A frase da vice-diretora jurídica Watt Wanapha importa para quem constrói interfaces de IA empresarial. Marcação, telemetria, fluxos de aprovação e controles de acesso são aplicados pela própria interface — segundo a fonte, isso acontece 'sem sobrecarregar o usuário final com etapas manuais'. O usuário cria um agente; o front end silenciosamente registra quem o criou, qual modelo foi usado e quem pode vê-lo. Governança não é um portão que o usuário atravessa. É o material do qual a ferramenta é feita.

Compartilhamento limitado a dez colegas

O modelo de compartilhamento é uma restrição concreta de front-end que vale destacar. No início, a Eliza só permitia criações privadas de agentes. Agora, agentes criados por certas equipes e funções podem ser compartilhados com até dez colegas. Esse limite é uma fronteira de produto deliberada — suficiente para gerar reaproveitamento, mas pequena o bastante para manter um raio de impacto conhecido.

O resultado relatado pela BNY é um padrão de reaproveitamento em que 'o agente de uma equipe frequentemente se torna a base de outra', alimentando mais de 125 ferramentas em produção nas principais linhas de negócio. A interface trata um agente como um artefato compartilhável, com um dono e uma lista de acesso — é assim que um experimento privado se torna um ativo departamental sem precisar de um processo de provisionamento separado.

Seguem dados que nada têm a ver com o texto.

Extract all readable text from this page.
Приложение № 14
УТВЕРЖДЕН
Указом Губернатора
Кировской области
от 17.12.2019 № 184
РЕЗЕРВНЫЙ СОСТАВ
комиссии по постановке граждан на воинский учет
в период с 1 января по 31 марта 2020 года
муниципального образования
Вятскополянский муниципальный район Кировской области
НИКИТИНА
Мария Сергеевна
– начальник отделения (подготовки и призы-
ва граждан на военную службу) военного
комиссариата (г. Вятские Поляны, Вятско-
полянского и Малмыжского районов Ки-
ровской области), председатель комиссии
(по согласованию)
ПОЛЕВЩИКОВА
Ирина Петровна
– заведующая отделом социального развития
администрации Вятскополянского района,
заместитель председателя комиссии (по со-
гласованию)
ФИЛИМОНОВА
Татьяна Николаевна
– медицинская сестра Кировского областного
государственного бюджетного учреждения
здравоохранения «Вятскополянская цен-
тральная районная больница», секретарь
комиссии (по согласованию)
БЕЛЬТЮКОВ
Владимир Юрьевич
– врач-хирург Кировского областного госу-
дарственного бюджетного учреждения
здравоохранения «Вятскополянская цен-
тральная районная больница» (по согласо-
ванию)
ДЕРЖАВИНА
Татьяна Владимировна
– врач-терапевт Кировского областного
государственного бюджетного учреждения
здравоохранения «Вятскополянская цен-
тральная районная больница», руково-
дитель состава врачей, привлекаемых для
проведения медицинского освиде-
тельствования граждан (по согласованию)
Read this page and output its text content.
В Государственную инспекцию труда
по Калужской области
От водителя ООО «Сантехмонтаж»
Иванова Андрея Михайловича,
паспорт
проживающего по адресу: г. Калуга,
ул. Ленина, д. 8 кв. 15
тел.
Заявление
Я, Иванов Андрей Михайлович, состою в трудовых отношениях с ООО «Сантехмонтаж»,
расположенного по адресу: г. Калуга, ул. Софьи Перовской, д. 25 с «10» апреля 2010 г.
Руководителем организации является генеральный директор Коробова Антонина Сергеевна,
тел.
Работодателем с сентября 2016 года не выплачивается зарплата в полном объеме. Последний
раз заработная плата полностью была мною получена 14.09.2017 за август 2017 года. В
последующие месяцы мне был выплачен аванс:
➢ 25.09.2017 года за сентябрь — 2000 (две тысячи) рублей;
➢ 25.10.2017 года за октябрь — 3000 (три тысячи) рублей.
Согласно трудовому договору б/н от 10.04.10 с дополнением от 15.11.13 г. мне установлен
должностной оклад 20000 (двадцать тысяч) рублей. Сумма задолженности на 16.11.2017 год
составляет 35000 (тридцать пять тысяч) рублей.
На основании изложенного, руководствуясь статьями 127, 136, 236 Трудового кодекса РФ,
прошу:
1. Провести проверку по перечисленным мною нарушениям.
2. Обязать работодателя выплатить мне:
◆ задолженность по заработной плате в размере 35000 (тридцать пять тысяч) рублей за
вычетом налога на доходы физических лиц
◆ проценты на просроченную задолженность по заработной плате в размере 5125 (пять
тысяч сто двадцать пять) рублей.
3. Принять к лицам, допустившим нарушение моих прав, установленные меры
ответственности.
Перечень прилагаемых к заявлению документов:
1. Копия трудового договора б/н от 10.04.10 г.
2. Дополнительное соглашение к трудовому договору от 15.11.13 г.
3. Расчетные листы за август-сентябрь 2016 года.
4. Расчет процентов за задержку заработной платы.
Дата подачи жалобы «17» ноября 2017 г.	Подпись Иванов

Construindo para quem não é desenvolvedor, medindo pelo hábito

O verdadeiro teste do front end é se pessoas que não são engenheiras conseguem construir com ele. A evidência da BNY é específica: 20 mil funcionários criando agentes ativamente, 99% da força de trabalho treinada em IA generativa, e um hackathon de Vendas em que, segundo o Head de Vendas Ed Fandrey, 'não havia ninguém de TI ou tecnologia presente, mas todo mundo se sentia um desenvolvedor'.

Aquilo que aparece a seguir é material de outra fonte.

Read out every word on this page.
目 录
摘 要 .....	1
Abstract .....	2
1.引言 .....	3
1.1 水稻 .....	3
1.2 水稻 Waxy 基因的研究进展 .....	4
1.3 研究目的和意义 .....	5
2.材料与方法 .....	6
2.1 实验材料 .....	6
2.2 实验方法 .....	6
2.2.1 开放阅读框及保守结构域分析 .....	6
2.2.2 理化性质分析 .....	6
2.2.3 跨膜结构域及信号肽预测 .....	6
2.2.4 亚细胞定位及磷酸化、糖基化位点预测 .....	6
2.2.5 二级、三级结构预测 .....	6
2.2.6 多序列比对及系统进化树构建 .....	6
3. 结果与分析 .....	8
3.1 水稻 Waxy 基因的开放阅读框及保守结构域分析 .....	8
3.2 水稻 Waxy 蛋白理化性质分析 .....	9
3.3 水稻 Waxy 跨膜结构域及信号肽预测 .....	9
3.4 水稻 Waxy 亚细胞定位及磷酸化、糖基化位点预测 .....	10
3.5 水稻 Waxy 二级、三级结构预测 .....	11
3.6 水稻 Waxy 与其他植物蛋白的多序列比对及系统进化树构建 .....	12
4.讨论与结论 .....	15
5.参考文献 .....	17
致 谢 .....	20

A BNY também ligou a adoção da interface a um programa comportamental. O 'Make AI a Habit Month' promoveu treinamentos diários de sete minutos sobre prompting e criação de agentes, e a Global Head de Talentos Michelle O'Reilly relata que isso gerou 'um aumento de 46% no número de agentes que as pessoas estavam criando'. A lição embutida aqui é que uma ferramenta de criação com baixa fricção ainda precisa de um ritmo de onboarding deliberado antes que funcionários não técnicos passem a usá-la como ferramenta diária, e não como novidade passageira.

Do front end aos 'funcionários digitais'

A BNY estende essa mesma superfície para o que chama de 'funcionários digitais' — agentes com identidades, controles de acesso e workflows dedicados, cuidando de tarefas que vão da validação de instruções de pagamento até segurança de código. Os primeiros resultados relatados são específicos e mensuráveis: um Assistente de Revisão de Contratos reduziu o tempo de revisão jurídica de quatro horas para uma, uma queda de 75%, em mais de 3 mil contratos anuais com fornecedores.

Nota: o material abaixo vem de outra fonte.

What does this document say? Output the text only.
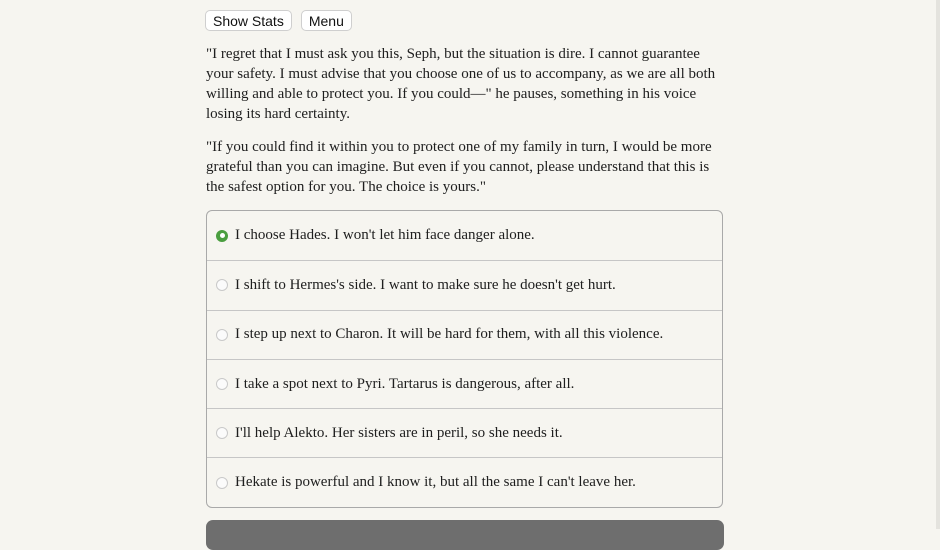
Show Stats	Menu

"I regret that I must ask you this, Seph, but the situation is dire. I cannot guarantee your safety. I must advise that you choose one of us to accompany, as we are all both willing and able to protect you. If you could—" he pauses, something in his voice losing its hard certainty.

"If you could find it within you to protect one of my family in turn, I would be more grateful than you can imagine. But even if you cannot, please understand that this is the safest option for you. The choice is yours."

I choose Hades. I won't let him face danger alone.
I shift to Hermes's side. I want to make sure he doesn't get hurt.
I step up next to Charon. It will be hard for them, with all this violence.
I take a spot next to Pyri. Tartarus is dangerous, after all.
I'll help Alekto. Her sisters are in peril, so she needs it.
Hekate is powerful and I know it, but all the same I can't leave her.
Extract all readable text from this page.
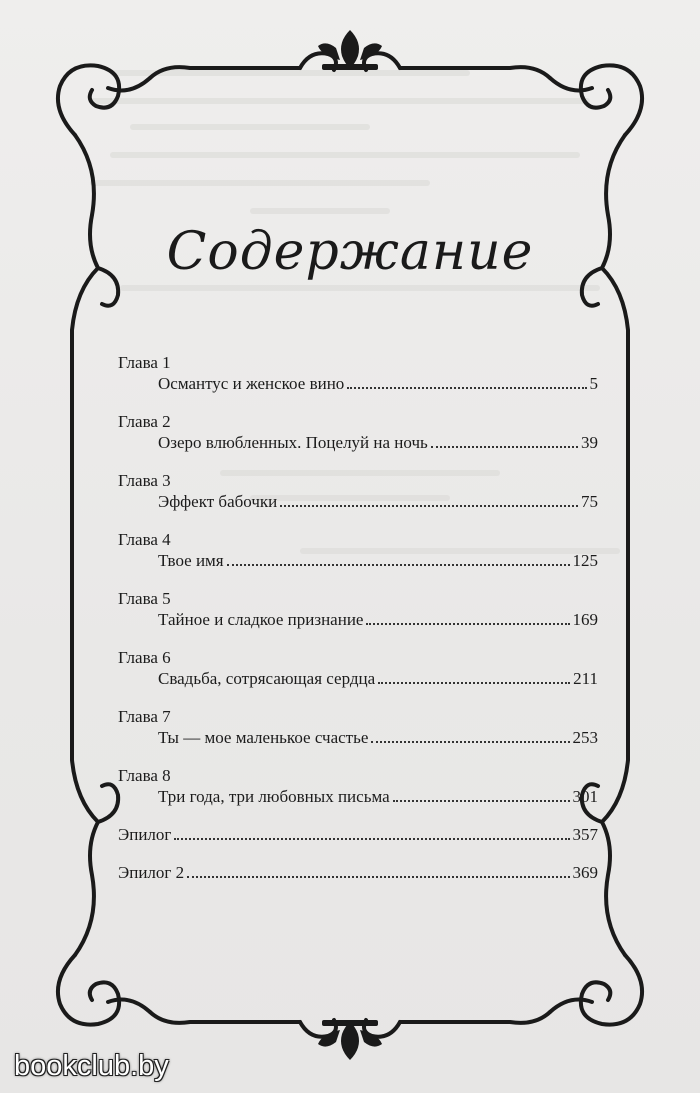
Содержание
Глава 1
Османтус и женское вино	5
Глава 2
Озеро влюбленных. Поцелуй на ночь	39
Глава 3
Эффект бабочки	75
Глава 4
Твое имя	125
Глава 5
Тайное и сладкое признание	169
Глава 6
Свадьба, сотрясающая сердца	211
Глава 7
Ты — мое маленькое счастье	253
Глава 8
Три года, три любовных письма	301
Эпилог	357
Эпилог 2	369
bookclub.by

A implicação para equipes que constroem front ends de IA é que a interface não é uma camada fina sobre um modelo — é onde identidade, permissionamento e telemetria são definidos para cada agente que um funcionário cria. A BNY optou por estender suas estruturas jurídicas e de compliance já existentes para essa ferramenta, em vez de criar uma governança específica para IA do zero. Para uma instituição com US$ 57,8 trilhões sob custódia, o front end não é a última etapa do sistema; é onde a responsabilização começa. Essa é a escolha de engenharia replicável, independente de qual modelo de fronteira esteja por trás dela.